Controlling Video Games With Your Pee – SEGA Brings Awkward Fun to the Restroom

Peeing Video Game
Sega's latest bid for video game dominance: fun while you pee.

In the early ’90s, Sega held 65% of the US video game console market, had millions of fans, and was considered one of the premier creators of modern gaming entertainment. Today, they are helping you play with your pee. The Japan branch of the multinational company recently announced that they are testing their Toylets male urinal video game at select locations around Tokyo. Toylets uses a pressure sensor located on the back of the urinal to measure the strength and location of your urine stream. A small LCD screen above the urinal allows you to play several simple video games including a simulator for erasing graffiti and a variation on a sumo wrestling match. At the end of a game, the screen displays advertisements. Normally when I see something like this I would reach for my enormous “WTF, JAPAN?” flag, wave it around a few times and then return to my life without giving it much further thought. However, I can’t seem to get Toylets out of my mind, because I have a sneaking suspicion that it’s secretly brilliant and maybe even a sign of things to come. Whether you find the concept hilarious, disturbing, or disgusting, urinal video games are simply another way that interactive media could invade every part of our lives. It also shows that no space is safe from digital ads.

Peeing Video Game time trial
Don't like graffiti? Who does? Use your urine to wash it away, and compete in this time trial.

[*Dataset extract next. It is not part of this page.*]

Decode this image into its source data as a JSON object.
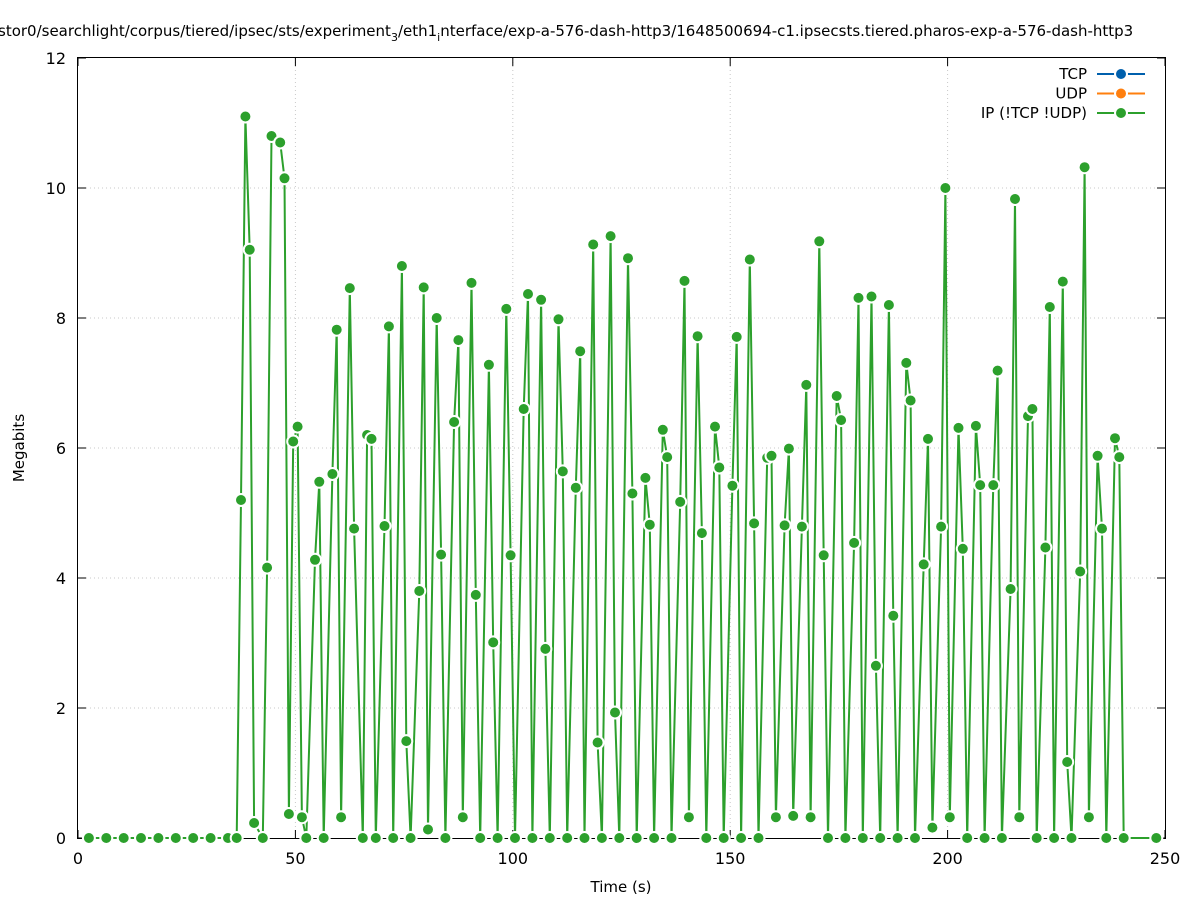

First, let’s have a big round of honesty here. How many guys out there have never made a game out of peeing? (Liars.) Sure, it’s childish, but maybe it’s part of the male psyche. Now, look at Toylets. Very weird, very childish, but…c’mon…if it just so happened to be in the bathroom you were using you would play it, right? The game could be enticing to that silly part of you that finds peeing fun, and it definitely is trying to appeal to its (presumably) male audience. According to Sega and Akihabara News, the four types of video games on the Toylets include:

“Mannekin Pis”: a simple measurement of the urine produced.
“Graffiti Eraser”: where you move your urine back and forth to remove paint
“The North Wind and Her”: a game where you play the wind, trying to blow a girl’s skirt up. The stronger you pee, the stronger the wind blows.
“Milk from Nose”: A variation on sumo wrestling, where you try to knock the other player out of the ring using the strength of your urine flow (shown as milk spraying from your nose). The record of your pee is saved and used as the opponent for the next player. So the game is sort of multiplayer. Toylets even lets you save information onto a USB drive! I fear the MMORPG that will arise from this.

Peeing Video Game battle
The Milk from Nose game lets you compete against past users for strongest flow. Pee, pee for victory!

Getting men to enjoy using a urinal is simply one side of the equation, however. Making money is the other. Digital signs are already in many bathrooms in major cities in the US. I remember seeing them in New York back as far back as 2007. Mostly these ads were ignored like all other things in the Men’s restroom. But what if that ad was part of a video game…you might pay more attention to it then. Making advertisements interactive is one of the ways in which the marketing medium is evolving, and you can see that phenomenon everywhere on the internet from Facebook to pop-up ads. The other big innovation, making ads personalized, is also creeping from the digital world into reality. Considering that Toylets allows you to save data to a USB, there are chances we’ll see the same sort of customization available there as well.

Toylets video game
Oh, sure, you'd want to save your high score... WTF, JAPAN!

According to Sega, the Toylets games will be on trial at their testing locations until the end of January 2011. After that, it’s anybody’s guess as to where Sega will take them from there. The era of urinal video gaming could die as quickly as it was born, relegated to the dark corners of WTF history. Or, just maybe, we’ll see more of these interactive bathroom shenanigans in our future. 15 years ago, Sega’s market share fell into the crapper. It would only be fair if the crapper helped them get back on top again.